The country was not equipped with the healthcare facilities to take on such a quick spreading virus. There are only two main hospital in Monrovia and over 1 million people live here. On top of that, ebola had the same symptoms as malaria and cholera. So if a person came to the hospital during the outbreak with a fever, the chills, headache, muscle pain, fatigue, they would assume they would have ebola without proper testing to discern the diseases. Doctors and nurses would leave them and just let them die. 4000-5000 people died over the almost two years of the outbreak. Because of it, schools were closed until the outbreak was controlled. So the women could not go to classes to continue their studies. It already takes 6-8 years to finish a bachelors degree here for women. Most of the women have to commute 1-2 hrs to school every day and also work part or full-time. Many have yet to continue their coursework since the outbreak subsided. Many lost multiple family member to the virus and had to take additional responsibilities to take care of their families. So the outbreak had a major impact on their access to their education.
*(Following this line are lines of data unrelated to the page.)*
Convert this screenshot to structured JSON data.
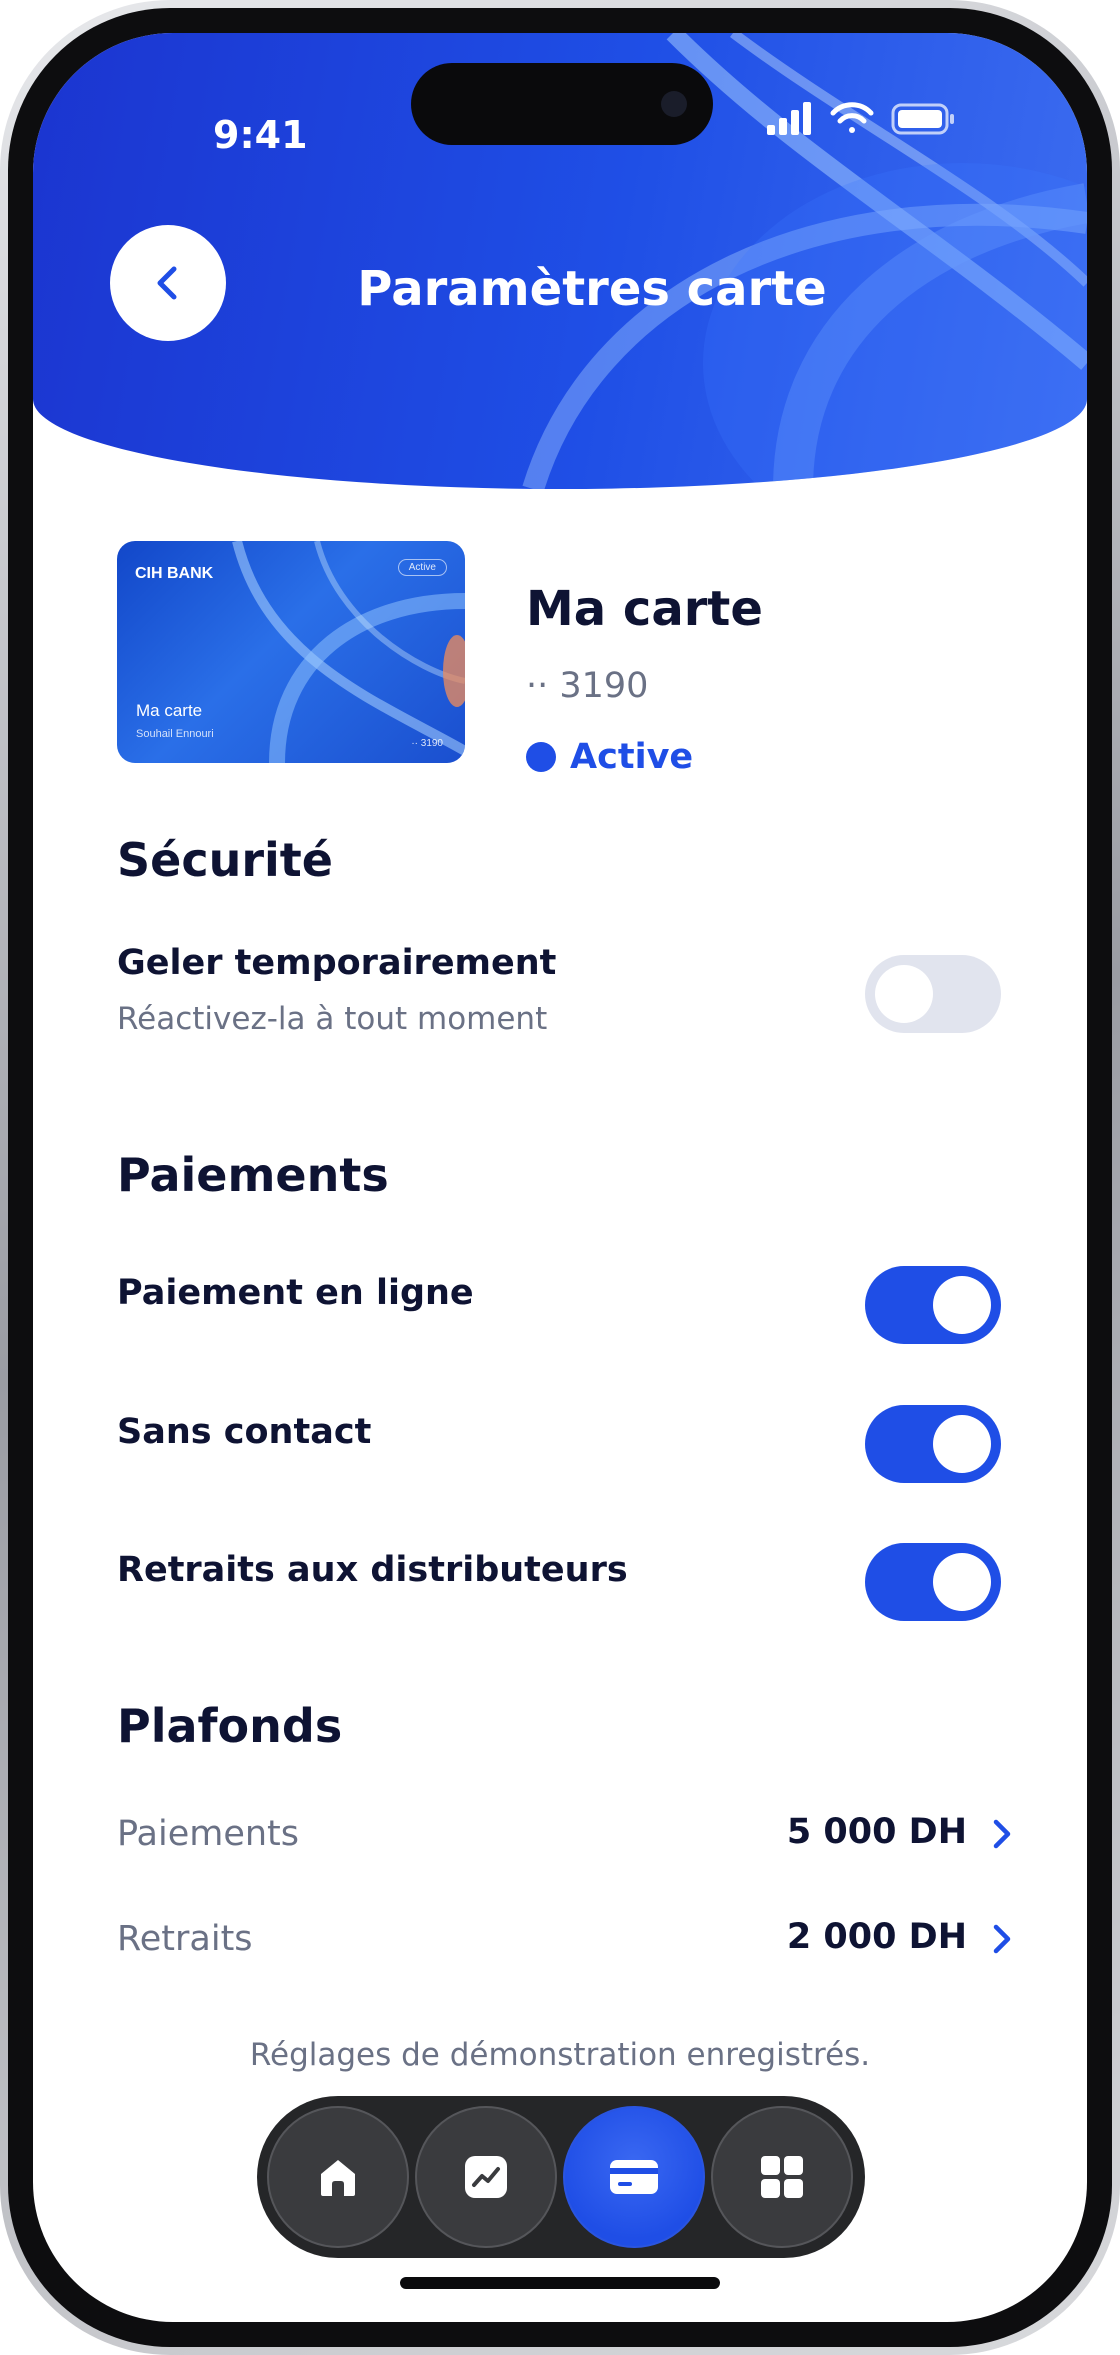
{
  "status_bar": {
    "time": "9:41"
  },
  "header": {
    "title": "Paramètres carte",
    "back_icon": "chevron-left-icon"
  },
  "card": {
    "bank": "CIH BANK",
    "badge": "Active",
    "name": "Ma carte",
    "holder": "Souhail Ennouri",
    "last4": "·· 3190",
    "title": "Ma carte",
    "number": "·· 3190",
    "status": "Active"
  },
  "security": {
    "title": "Sécurité",
    "freeze": {
      "label": "Geler temporairement",
      "sub": "Réactivez-la à tout moment",
      "enabled": false
    }
  },
  "payments": {
    "title": "Paiements",
    "items": [
      {
        "label": "Paiement en ligne",
        "enabled": true
      },
      {
        "label": "Sans contact",
        "enabled": true
      },
      {
        "label": "Retraits aux distributeurs",
        "enabled": true
      }
    ]
  },
  "limits": {
    "title": "Plafonds",
    "items": [
      {
        "label": "Paiements",
        "value": "5 000 DH"
      },
      {
        "label": "Retraits",
        "value": "2 000 DH"
      }
    ]
  },
  "note": "Réglages de démonstration enregistrés.",
  "nav": {
    "items": [
      {
        "icon": "home-icon",
        "active": false
      },
      {
        "icon": "chart-icon",
        "active": false
      },
      {
        "icon": "card-icon",
        "active": true
      },
      {
        "icon": "grid-icon",
        "active": false
      }
    ]
  },
  "colors": {
    "accent": "#1f4ee6",
    "text": "#0e1333",
    "muted": "#6a7185",
    "toggle_off": "#e1e4ee",
    "nav_bg": "#252628"
  }
}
One women spoke on how “GOD kept her family.” “Everyday we prayed that no one would die from the virus. My father was a government worker. My mother has a business exchanging goods. GOD was amazing in keeping my family safe.” Another spoke about the countriy’s reaction to the virus. “In different villages, towns, small cities, once someone was said to have Ebola, they would quarantine the whole area. No one was allowed in or out of the community. In some cases, the police had to be involved to keep the people from going ing an going. One day, they quarantined a community and it caused unrest in the area. Many wanted to fight the police to let them go home to their families. One 15 year old boy came home to find his community cut off and quarantined. He tried to get past the police to get home to his family, but they would not let him pass. After a strong between the two, the boy was shot in the leg. But to the lack of efficient roads and emergency services, the boy bled out in the street and died.”
The country has since then began to bounce back from the outbreak. However, many wish to never have to experience that horror again. The second Liberian civil war occurred from 1999-2003. Many people fled the country and between 150000-300000 people were killed. Despite this bloody conflict, many say they would rather experience a civil war again before another Ebola Virus. “Many would say they would rather go through a ciivl war. At least with the rebels, you can see the guns and bullets coming. With Ebola, you can’t see it. You don’t know who has it. You can’t see it coming. It was very scary and it made it stressful to live.”
Despite such a devastating event, the women are resilient and positive of their future and the future of Liberia. This event has reinforced their drive to get an education and make a change in their community so that this does not happen again. I am truly inspired by their optimism and determination to overcome and press forward with their goals and dreams.